Salendo l’inflazione (che non era dovuta a carenza di beni sul mercato, ma ai maggiori costi per produrli), la politica Bce è stata di aumentare velocemente i tassi, copiando l’esempio della Fed americana. Di colpo così le banche – che continuavano a pagare poco o niente di interessi ai propri clienti per le somme depositate – hanno potuto così far schizzar il costo dei soldi prestati (che erano però sempre dei clienti) guadagnando loro (e non i clienti) somme favolose.

Un bengodi, ma mettendo in crisi le imprese che avevano fatto investimenti e che con l’aumento dei tassi non erano più in grado di pagare i debiti, di qui anche la crisi europea e tedesca in particolare.

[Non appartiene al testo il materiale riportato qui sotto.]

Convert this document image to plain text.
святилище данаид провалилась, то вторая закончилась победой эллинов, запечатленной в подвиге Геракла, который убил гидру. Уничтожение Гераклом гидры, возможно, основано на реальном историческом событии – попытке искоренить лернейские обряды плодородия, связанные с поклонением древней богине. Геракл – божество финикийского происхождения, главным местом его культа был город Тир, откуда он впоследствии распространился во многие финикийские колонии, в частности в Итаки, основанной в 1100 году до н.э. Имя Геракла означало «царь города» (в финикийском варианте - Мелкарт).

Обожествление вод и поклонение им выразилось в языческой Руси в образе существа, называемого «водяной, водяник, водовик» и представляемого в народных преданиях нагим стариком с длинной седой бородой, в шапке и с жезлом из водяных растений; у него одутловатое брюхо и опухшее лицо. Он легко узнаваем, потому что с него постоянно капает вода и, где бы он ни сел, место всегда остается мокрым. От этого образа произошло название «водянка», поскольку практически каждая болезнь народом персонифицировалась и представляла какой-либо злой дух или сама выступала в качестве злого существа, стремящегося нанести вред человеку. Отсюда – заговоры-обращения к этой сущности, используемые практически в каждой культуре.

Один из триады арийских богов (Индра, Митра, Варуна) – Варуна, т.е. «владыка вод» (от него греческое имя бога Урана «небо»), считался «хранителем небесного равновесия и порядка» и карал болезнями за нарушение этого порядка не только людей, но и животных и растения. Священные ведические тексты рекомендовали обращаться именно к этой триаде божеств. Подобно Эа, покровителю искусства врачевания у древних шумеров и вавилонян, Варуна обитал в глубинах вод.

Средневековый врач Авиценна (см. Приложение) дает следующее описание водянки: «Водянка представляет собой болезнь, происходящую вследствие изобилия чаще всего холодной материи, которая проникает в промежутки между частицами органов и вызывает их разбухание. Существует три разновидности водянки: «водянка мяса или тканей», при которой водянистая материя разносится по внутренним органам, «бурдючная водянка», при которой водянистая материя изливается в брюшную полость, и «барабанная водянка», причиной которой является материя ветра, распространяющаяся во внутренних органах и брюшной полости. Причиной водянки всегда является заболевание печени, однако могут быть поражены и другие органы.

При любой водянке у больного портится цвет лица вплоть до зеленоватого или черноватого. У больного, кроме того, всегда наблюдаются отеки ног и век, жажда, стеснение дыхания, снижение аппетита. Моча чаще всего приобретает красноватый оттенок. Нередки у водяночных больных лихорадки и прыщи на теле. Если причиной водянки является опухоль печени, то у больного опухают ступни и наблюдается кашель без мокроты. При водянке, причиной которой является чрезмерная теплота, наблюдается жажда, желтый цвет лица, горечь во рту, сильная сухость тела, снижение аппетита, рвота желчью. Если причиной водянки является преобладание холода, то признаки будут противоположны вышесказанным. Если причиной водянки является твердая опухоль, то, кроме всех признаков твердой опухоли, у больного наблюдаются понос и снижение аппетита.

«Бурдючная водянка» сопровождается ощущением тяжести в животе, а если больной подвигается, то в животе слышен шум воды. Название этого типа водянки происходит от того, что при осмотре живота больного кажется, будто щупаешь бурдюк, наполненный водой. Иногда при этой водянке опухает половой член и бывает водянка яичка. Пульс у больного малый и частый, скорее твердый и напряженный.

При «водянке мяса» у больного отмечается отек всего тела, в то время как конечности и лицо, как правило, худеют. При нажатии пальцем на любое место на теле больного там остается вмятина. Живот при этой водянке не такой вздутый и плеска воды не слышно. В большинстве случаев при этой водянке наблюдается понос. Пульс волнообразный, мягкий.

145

Calati i consumi perché c’era poco da spendere è scesa l’inflazione che ora è più o meno tornata ai valori di cinque anni fa. Uno si aspetterebbe che di conseguenza anche i tassi bancari fossero scesi al livello di allora e invece no: i tassi sono scesi in modo millimetrico permettendo alle stesse banche di continuare però a godere in buona parte di quegli extraprofitti mentre le imprese produttive soffrono la crisi.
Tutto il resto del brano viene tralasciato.